Desserts were the Selection of British cheeses with quince jelly:
and the Apple and blueberry crumble, clotted Jersey cream:
Is it a selection of British cheeses when there are only two? I’m not convinced. Although a very nice stilton and cheddar, they were – neither blew us over. The biscuits that accompanied the cheese were tasteless, resembling cardboard at best and the dollop of quince jelly (one of my favourite things in the world) was so small we were lucky to enjoy it with more than three bites of cheese.
The crumble wasn’t much better. The apples were so tart that whatever sugar was in the crumble topping cowered away, totally overpowered. It looked the part and was a perfect portion size, but unfortunately just wasn’t very good.
The Warrington, just like last time I went, was a mixed bag. There are some great things on the menu, and many of them are executed flawlessly, but then they mess up on the most random or simple stuff. For a restaurant that Gordon Ramsay puts his name on, I’d expect better.
Full disclosure and a bit about the meal:
I was originally invited to come to a blogger event to sample the autumn menu, but the format of the evening changed, and I suddenly found myself dining with the boy, free of charge on behalf of Gordon Ramsay’s PR.
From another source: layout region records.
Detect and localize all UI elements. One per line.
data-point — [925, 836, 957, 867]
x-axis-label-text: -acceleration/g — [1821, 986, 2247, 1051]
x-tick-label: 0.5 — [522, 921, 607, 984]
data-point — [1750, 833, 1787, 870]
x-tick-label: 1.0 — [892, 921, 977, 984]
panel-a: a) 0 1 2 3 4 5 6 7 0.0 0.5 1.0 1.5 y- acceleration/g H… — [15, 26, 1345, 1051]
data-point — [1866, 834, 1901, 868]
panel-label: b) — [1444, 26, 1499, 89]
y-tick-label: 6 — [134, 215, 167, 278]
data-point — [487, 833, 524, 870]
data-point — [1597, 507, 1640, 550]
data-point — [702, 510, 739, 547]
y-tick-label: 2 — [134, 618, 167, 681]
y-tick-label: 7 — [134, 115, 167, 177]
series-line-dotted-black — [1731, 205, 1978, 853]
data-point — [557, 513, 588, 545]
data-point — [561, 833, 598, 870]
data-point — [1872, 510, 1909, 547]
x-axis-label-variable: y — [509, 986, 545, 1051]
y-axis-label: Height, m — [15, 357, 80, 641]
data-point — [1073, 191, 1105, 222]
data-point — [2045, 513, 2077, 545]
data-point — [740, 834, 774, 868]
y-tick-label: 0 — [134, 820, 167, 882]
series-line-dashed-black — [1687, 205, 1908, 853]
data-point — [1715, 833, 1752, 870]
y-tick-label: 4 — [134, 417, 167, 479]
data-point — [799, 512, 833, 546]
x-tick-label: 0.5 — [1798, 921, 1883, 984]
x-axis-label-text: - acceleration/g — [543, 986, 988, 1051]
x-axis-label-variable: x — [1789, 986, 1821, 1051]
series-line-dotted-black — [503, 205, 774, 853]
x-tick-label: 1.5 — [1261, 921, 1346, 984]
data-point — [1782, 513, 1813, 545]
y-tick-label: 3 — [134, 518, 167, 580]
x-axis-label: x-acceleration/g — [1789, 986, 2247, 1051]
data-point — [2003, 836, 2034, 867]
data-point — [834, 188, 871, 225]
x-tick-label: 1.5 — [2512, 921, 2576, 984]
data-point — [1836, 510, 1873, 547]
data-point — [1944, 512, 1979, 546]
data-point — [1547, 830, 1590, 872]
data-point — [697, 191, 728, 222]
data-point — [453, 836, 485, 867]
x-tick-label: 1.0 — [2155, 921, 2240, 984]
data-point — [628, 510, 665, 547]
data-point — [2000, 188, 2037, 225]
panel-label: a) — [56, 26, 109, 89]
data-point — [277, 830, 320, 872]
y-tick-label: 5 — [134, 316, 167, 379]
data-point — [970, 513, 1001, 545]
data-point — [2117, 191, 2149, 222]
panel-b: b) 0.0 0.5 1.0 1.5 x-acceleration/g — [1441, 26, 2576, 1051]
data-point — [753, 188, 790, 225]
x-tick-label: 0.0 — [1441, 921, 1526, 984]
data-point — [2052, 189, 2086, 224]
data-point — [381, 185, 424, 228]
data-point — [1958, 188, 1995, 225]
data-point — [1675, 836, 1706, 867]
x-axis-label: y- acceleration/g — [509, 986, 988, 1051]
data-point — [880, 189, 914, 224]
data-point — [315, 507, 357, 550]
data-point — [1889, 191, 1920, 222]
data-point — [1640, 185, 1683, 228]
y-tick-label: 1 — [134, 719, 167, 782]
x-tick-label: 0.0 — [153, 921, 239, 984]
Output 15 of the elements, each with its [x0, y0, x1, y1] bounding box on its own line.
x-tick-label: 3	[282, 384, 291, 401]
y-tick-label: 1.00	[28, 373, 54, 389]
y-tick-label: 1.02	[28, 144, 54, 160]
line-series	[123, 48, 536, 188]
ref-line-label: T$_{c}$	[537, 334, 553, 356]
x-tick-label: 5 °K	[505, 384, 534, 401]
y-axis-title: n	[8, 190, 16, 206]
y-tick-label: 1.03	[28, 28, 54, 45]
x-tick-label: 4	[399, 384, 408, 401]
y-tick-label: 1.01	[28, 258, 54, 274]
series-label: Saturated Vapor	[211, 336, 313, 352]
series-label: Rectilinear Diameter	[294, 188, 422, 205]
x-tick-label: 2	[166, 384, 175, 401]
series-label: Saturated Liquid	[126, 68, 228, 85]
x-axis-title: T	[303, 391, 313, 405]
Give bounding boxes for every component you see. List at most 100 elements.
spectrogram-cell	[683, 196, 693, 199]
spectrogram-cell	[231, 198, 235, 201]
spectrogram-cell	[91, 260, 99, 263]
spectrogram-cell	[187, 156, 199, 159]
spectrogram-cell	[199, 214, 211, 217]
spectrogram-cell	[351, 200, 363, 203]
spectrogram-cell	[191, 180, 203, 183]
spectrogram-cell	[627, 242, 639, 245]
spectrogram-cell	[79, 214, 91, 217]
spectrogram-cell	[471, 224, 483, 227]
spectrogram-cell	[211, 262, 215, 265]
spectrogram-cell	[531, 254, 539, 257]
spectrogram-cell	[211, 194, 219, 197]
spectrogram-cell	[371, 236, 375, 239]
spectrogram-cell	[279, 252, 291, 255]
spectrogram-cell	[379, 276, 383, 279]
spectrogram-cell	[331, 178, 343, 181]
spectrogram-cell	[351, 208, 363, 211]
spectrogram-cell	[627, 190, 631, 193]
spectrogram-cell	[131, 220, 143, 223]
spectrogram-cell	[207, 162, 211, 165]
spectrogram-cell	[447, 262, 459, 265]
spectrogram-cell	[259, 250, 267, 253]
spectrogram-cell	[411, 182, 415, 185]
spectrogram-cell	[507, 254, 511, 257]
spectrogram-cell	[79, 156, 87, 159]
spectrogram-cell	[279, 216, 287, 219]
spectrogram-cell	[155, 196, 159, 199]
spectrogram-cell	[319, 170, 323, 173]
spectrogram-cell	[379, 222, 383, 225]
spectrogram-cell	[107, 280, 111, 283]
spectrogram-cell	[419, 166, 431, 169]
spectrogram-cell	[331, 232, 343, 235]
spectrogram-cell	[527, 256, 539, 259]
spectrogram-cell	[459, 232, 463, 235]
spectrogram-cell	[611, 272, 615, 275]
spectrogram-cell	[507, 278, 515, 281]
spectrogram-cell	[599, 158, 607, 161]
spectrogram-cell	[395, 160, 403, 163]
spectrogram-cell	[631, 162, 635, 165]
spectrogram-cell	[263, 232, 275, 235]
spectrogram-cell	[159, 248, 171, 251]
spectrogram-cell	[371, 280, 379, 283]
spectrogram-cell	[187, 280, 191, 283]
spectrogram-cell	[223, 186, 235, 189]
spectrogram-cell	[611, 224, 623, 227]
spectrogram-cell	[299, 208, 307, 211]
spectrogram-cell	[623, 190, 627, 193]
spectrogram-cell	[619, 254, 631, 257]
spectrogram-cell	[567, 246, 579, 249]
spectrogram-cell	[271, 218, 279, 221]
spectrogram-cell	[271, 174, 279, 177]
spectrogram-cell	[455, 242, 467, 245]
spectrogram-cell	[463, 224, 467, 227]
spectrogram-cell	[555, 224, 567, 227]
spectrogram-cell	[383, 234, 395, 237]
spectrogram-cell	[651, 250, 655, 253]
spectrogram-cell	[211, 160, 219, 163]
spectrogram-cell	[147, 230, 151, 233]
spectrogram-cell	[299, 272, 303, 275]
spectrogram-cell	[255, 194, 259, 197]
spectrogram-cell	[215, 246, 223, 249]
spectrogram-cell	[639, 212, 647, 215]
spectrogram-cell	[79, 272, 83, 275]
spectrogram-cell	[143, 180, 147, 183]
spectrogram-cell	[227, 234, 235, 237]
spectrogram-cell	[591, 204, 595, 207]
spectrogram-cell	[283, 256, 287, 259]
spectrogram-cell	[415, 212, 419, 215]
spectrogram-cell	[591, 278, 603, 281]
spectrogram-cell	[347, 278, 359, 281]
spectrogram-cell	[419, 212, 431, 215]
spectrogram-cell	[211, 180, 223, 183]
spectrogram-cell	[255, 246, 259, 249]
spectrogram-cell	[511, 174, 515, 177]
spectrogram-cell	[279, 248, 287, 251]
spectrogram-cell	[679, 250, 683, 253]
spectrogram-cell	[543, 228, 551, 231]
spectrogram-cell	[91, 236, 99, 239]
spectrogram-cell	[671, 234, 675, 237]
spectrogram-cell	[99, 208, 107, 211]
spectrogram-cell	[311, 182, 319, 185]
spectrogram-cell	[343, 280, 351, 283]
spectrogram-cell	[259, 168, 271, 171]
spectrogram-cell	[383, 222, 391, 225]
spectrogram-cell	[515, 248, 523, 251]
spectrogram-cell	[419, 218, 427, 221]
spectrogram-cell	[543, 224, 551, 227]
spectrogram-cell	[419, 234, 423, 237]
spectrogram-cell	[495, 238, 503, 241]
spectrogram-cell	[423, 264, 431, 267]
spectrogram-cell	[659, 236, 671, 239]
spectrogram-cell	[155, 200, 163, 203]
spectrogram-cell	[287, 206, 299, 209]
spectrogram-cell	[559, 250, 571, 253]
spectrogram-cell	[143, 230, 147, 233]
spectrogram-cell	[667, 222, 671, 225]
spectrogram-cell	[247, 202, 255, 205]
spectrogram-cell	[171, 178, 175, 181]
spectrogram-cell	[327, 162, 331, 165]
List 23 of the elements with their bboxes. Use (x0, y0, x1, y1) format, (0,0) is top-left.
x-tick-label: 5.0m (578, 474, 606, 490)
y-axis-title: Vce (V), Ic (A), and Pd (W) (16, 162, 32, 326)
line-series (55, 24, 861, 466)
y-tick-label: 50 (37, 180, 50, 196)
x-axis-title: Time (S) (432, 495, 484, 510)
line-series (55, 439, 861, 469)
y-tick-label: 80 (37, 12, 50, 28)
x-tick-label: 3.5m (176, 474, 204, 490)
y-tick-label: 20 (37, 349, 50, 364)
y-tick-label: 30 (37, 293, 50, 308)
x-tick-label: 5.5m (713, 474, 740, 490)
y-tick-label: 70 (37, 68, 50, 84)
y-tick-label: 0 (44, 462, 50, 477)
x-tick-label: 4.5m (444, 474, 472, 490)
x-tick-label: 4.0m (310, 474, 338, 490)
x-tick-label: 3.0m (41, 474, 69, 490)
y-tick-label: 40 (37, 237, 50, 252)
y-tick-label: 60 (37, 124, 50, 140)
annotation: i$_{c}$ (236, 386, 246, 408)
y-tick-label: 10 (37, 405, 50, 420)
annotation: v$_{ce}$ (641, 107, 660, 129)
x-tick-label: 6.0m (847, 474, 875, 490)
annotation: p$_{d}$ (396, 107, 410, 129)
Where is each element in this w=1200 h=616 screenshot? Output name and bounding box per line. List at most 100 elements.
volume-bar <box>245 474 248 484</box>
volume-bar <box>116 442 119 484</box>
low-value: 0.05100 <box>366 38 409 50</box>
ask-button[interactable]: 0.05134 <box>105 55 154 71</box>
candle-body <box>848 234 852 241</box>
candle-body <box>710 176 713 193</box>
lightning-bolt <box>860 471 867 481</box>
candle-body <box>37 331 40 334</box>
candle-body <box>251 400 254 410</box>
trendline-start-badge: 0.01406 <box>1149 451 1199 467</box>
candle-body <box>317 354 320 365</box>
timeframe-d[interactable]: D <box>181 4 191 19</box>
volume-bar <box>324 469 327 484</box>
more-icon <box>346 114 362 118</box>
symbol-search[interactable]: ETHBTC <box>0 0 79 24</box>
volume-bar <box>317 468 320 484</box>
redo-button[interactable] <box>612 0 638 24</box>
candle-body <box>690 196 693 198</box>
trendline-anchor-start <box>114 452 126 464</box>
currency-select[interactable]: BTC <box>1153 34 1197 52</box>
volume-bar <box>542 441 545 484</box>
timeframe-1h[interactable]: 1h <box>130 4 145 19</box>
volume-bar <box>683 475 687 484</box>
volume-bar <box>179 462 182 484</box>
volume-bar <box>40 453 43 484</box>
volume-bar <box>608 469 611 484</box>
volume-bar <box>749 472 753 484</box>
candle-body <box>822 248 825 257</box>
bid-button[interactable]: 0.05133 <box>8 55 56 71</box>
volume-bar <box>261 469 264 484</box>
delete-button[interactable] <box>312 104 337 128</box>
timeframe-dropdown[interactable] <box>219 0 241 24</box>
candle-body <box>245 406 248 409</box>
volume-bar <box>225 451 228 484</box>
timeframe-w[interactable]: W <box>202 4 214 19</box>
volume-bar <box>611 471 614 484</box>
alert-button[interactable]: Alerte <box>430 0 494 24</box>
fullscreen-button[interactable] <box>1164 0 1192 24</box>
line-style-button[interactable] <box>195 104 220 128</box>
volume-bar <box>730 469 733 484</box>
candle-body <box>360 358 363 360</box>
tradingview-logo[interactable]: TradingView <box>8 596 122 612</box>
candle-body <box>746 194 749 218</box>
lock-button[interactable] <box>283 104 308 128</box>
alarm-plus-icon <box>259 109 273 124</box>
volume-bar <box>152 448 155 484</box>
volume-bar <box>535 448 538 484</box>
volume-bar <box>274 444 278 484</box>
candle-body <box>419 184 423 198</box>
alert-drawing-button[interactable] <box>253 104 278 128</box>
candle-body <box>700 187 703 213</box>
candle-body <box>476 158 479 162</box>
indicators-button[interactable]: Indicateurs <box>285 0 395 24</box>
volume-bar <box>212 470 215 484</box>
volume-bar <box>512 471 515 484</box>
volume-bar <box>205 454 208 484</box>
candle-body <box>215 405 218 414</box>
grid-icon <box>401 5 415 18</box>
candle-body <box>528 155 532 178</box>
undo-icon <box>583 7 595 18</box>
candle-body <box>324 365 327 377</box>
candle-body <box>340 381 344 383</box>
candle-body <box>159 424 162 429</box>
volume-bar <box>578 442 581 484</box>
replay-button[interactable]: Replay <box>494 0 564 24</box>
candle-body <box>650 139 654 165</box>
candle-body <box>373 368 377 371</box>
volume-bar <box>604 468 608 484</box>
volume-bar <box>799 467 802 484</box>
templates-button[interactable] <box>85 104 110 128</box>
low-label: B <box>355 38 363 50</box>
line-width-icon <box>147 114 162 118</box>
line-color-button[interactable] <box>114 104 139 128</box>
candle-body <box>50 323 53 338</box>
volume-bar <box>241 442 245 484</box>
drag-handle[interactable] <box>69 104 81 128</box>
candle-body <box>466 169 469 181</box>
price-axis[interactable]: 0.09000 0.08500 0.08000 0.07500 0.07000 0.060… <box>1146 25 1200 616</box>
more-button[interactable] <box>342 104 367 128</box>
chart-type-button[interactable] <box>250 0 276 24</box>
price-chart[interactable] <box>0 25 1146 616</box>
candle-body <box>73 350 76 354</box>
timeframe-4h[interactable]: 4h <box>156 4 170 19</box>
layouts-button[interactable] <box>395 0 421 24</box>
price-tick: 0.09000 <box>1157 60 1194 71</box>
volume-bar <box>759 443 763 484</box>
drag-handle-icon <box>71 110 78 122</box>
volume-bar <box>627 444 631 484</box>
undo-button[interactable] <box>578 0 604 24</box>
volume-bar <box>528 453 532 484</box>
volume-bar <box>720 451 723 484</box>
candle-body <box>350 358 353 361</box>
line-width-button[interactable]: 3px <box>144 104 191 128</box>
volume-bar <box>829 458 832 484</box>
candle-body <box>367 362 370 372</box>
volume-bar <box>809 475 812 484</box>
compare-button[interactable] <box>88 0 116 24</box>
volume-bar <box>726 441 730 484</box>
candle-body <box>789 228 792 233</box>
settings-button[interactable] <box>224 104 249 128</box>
There’s been quite a bit of debate over the whole ‘invite to review’ posts, and out of this experience I’ve learned one thing: An off-the-street experience is key to any restaurant review. I’ve been to The Warrington before, so I know how it is, both service and food-wise (part of why I didn’t feel so bad). I thought it would be interesting to compare the review experience to it, and it was. I could talk about how accommodating everyone was, but it wouldn’t be an accurate representation of what it would be like to go there if you read this review and decided to pop in, so I decided not to talk about it. What I can tell you is that the staff at The Warrington believe in what they do. The manager talked to every single table in the restaurant (and they weren’t all bloggers and journalists – though I did see TehBus, EssexEating and the lovely PearCafe there. Hello!); the staff smile when they talk about the food they serve and the patrons are regulars – chatting with each other, exchanging pleasantries from across the restaurant. It’s nice to see.
It was a lovely experience, but it hasn’t changed my stance on ‘invite to review’ posts: I’m happy to come in and review anything whether I’m paying or not, but it has to be anonymous, and I’ll always disclose the nature of the agreement.